Yes it is definitely boilerplate code and that’s the reason why we’re encapsulating it with Delegate design pattern and why we’ll be having
Common Annotation in the upcoming release of Java EE to simplify the EJB resource lookup.
Type narrowing allows our client program to be interoperable with all compliant EJB container implementations.

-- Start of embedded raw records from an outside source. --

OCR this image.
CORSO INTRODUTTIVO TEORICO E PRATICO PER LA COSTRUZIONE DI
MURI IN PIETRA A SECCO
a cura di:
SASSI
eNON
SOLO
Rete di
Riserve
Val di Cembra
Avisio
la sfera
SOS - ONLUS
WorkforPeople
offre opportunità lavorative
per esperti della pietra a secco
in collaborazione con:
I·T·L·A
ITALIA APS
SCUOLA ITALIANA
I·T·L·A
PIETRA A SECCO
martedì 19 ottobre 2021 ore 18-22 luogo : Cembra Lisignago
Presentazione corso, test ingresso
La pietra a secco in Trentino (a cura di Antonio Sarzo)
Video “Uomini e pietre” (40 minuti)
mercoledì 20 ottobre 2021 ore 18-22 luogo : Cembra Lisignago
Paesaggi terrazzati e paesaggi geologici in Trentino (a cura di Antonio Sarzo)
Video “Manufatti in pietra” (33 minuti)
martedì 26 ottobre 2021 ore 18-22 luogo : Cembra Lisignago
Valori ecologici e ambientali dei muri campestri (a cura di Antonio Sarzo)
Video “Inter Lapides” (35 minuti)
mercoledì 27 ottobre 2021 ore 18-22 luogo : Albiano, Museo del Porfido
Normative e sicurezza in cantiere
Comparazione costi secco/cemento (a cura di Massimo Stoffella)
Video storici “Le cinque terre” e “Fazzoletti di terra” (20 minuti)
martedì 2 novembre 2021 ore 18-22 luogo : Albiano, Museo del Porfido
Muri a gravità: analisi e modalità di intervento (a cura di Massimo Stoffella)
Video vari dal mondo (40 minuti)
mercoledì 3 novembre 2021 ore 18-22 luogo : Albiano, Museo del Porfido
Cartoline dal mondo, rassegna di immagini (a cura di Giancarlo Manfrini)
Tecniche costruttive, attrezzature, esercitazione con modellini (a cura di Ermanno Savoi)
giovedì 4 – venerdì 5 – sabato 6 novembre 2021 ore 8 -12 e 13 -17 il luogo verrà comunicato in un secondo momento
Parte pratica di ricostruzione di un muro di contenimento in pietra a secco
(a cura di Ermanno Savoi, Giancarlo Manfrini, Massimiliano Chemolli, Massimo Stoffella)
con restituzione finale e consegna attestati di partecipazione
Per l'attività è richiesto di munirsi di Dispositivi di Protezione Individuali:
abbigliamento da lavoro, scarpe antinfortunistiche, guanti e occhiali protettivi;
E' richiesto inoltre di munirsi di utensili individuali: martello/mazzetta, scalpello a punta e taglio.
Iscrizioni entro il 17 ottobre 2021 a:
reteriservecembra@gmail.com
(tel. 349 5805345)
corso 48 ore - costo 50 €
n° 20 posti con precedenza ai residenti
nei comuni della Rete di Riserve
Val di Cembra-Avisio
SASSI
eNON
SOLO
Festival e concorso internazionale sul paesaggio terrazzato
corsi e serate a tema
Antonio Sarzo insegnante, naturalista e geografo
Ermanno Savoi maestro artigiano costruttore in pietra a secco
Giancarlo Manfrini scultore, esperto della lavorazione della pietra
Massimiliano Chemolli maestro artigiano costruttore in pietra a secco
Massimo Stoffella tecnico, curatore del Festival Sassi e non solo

Those programs using the simple object casting for subtyping the remote and remote home interfaces are likely to fail if the container implementation uses RMI-IIOP as the underlying communication transport.
Here are the cases that
narrow() is not needed:
- If your EJB is local
- If
EJBContext lookup method is used to look up the remote home interface - When dependency injection is used instead of JNDI lookup
- If you’re happy sticking with the container implementation which is not using RMI-IIOP
PS: The RMI-IIOP subsystem is composed of APIs that allow for the use of
RMI-style programming that is independent of the underlying protocol, as well as an implementation of those APIs that supports both the J2SE native RMI protocol (JRMP) and the CORBA IIOP protocol. More details in the latest version of Java EE spec.